The note of caution was sounded by Harish Pawani from the Dubai Multi Commodities Centre who noted that 'any end to the bubble in emerging or global asset prices and gold will drop like a stone, as it did in March after the Chinese stock market fell by nine per cent.'
He also said the current '80 per cent long position' and the strength of investment funds in the gold market were 'a bit scary'. Ergo in a market sell-off, selling by funds would take gold prices down rapidly.
Bullish fundamentals
However, the longer term outlook for the gold price was very bullish, according to the City of Gold's expert panel. The weakening of the US dollar and US economic fundamentals like debt levels and the twin deficits support a higher gold price. The technical analysis of gold charts also supports a rising price.

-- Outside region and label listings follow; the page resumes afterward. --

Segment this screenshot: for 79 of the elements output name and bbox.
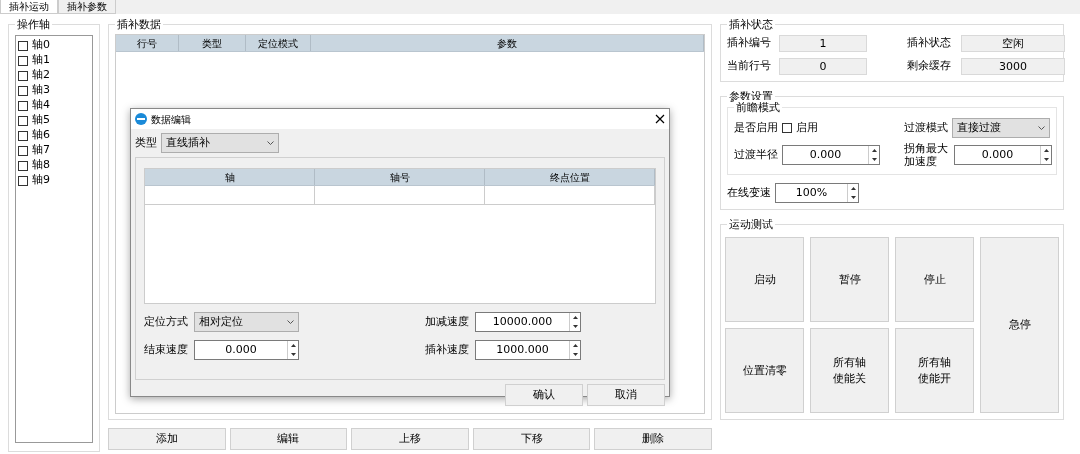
- column-header: 定位模式: [246, 35, 311, 51]
- column-header: 参数: [311, 35, 704, 51]
- readonly-field: 0: [779, 58, 867, 75]
- test-button[interactable]: 暂停: [810, 237, 889, 322]
- app-icon: [135, 113, 147, 125]
- field-label: 过渡半径: [734, 146, 778, 163]
- select-field[interactable]: 直接过渡: [952, 118, 1050, 138]
- spin-field[interactable]: 0.000: [194, 340, 299, 360]
- action-button[interactable]: 添加: [108, 428, 226, 450]
- spin-field[interactable]: 100%: [775, 183, 859, 203]
- axis-checkbox[interactable]: 轴8: [18, 158, 90, 173]
- field-label: 定位方式: [144, 313, 189, 330]
- column-header: 轴: [145, 169, 315, 185]
- axis-checkbox[interactable]: 轴2: [18, 68, 90, 83]
- dialog-button[interactable]: 确认: [505, 384, 583, 406]
- caret-icon: [1038, 126, 1045, 130]
- action-button[interactable]: 编辑: [229, 428, 348, 450]
- axis-checkbox[interactable]: 轴4: [18, 98, 90, 113]
- spin-field[interactable]: 10000.000: [475, 312, 581, 332]
- up-arrow-icon[interactable]: [572, 316, 578, 319]
- down-arrow-icon[interactable]: [572, 353, 578, 356]
- enable-checkbox[interactable]: 启用: [782, 119, 818, 137]
- field-label: 是否启用: [734, 119, 778, 136]
- field-label: 插补编号: [727, 35, 772, 52]
- down-arrow-icon[interactable]: [572, 325, 578, 328]
- dialog-button[interactable]: 取消: [587, 384, 665, 406]
- test-button[interactable]: 急停: [980, 237, 1059, 413]
- field-label: 结束速度: [144, 341, 189, 358]
- spin-field[interactable]: 0.000: [782, 145, 880, 165]
- tab[interactable]: 插补参数: [58, 0, 116, 14]
- down-arrow-icon[interactable]: [1043, 158, 1049, 161]
- action-button[interactable]: 下移: [472, 428, 591, 450]
- caret-icon: [267, 141, 274, 145]
- close-icon[interactable]: [655, 114, 665, 124]
- field-label: 拐角最大加速度: [904, 142, 949, 168]
- up-arrow-icon[interactable]: [871, 149, 877, 152]
- column-header: 终点位置: [485, 169, 655, 185]
- field-label: 当前行号: [727, 58, 772, 75]
- field-label: 在线变速: [727, 184, 771, 201]
- field-label: 插补速度: [424, 341, 470, 358]
- axis-checkbox[interactable]: 轴9: [18, 173, 90, 188]
- field-label: 过渡模式: [904, 119, 948, 136]
- down-arrow-icon[interactable]: [290, 353, 296, 356]
- readonly-field: 空闲: [961, 35, 1065, 52]
- test-button[interactable]: 所有轴使能关: [810, 328, 889, 413]
- dialog-title: 数据编辑: [151, 112, 191, 127]
- axis-checkbox[interactable]: 轴5: [18, 113, 90, 128]
- up-arrow-icon[interactable]: [850, 187, 856, 190]
- down-arrow-icon[interactable]: [850, 196, 856, 199]
- action-button[interactable]: 删除: [594, 428, 712, 450]
- up-arrow-icon[interactable]: [572, 344, 578, 347]
- select-field[interactable]: 相对定位: [194, 312, 299, 332]
- up-arrow-icon[interactable]: [290, 344, 296, 347]
- column-header: 轴号: [315, 169, 485, 185]
- column-header: 行号: [116, 35, 179, 51]
- axis-checkbox[interactable]: 轴6: [18, 128, 90, 143]
- field-label: 类型: [135, 134, 157, 151]
- readonly-field: 1: [779, 35, 867, 52]
- test-button[interactable]: 所有轴使能开: [895, 328, 974, 413]
- test-button[interactable]: 位置清零: [725, 328, 804, 413]
- down-arrow-icon[interactable]: [871, 158, 877, 161]
- spin-field[interactable]: 0.000: [954, 145, 1052, 165]
- action-button[interactable]: 上移: [351, 428, 469, 450]
- axis-checkbox[interactable]: 轴1: [18, 53, 90, 68]
- axis-checkbox[interactable]: 轴0: [18, 38, 90, 53]
- field-label: 加减速度: [424, 313, 470, 330]
- test-button[interactable]: 停止: [895, 237, 974, 322]
- up-arrow-icon[interactable]: [1043, 149, 1049, 152]
- caret-icon: [287, 320, 294, 324]
- type-select[interactable]: 直线插补: [161, 133, 279, 153]
- axis-checkbox[interactable]: 轴3: [18, 83, 90, 98]
- tab[interactable]: 插补运动: [0, 0, 58, 14]
- test-button[interactable]: 启动: [725, 237, 804, 322]
- readonly-field: 3000: [961, 58, 1065, 75]
- column-header: 类型: [179, 35, 246, 51]
- axis-checkbox[interactable]: 轴7: [18, 143, 90, 158]
- field-label: 剩余缓存: [906, 58, 952, 75]
- spin-field[interactable]: 1000.000: [475, 340, 581, 360]
- field-label: 插补状态: [906, 35, 952, 52]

Increasing monetary inflation worldwide is the key issue to watch, said private gold investor Paul van Eeden whose research establishes a correlation between the gold price and monetary inflation. Right now monetary inflation is double-digit around the world and the gold price should be at $900-1,000 on his calculations.
What such fundamentals surely mean is that any short-term weakness in the gold price due to disturbances in global asset markets would be followed by a sharp rally in the gold price. So what we have is a fundamentally strong gold market which is presently outshined by an enthusiasm for share ownership.

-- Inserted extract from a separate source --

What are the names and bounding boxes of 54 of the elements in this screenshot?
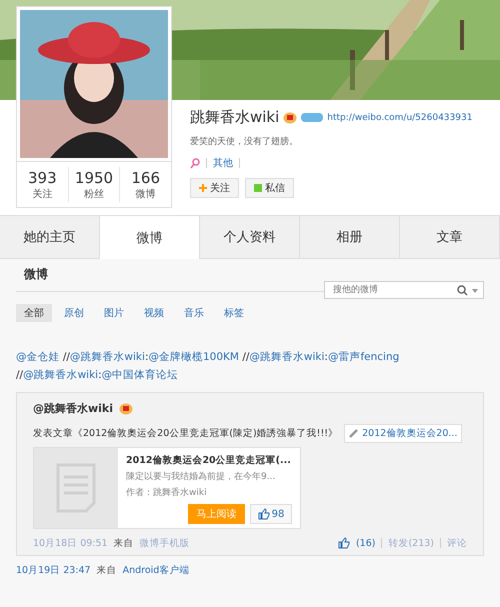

If the latter factor shifted into reverse then a powerful shift by investors into a very narrow gold market could produce a repeat of the kind of price spike for gold last seen in 1980 during a previous dollar crisis.
Exposure sensible
For investors adopting some exposure to gold looks sensible. The only question is whether to jump now or wait-and-see whether global or emerging markets first tumble, and produce a better entry price to buy the yellow metal.
Could gold disappoint and crash? Yes but only in the short term if investment funds stampede out in a more general financial crisis. But longer term the gold price would be supported by the only policy that the US authorities could rationally adopt in such circumstances, namely the further inflation of the money supply.
Perhaps it is therefore not surprising that whenever AME Info writes about gold that article is currently among then best-read for that month, and we publish between two to three thousand articles every month so that is quite a performance. It seems interest in gold as an investment class is rising along with the price.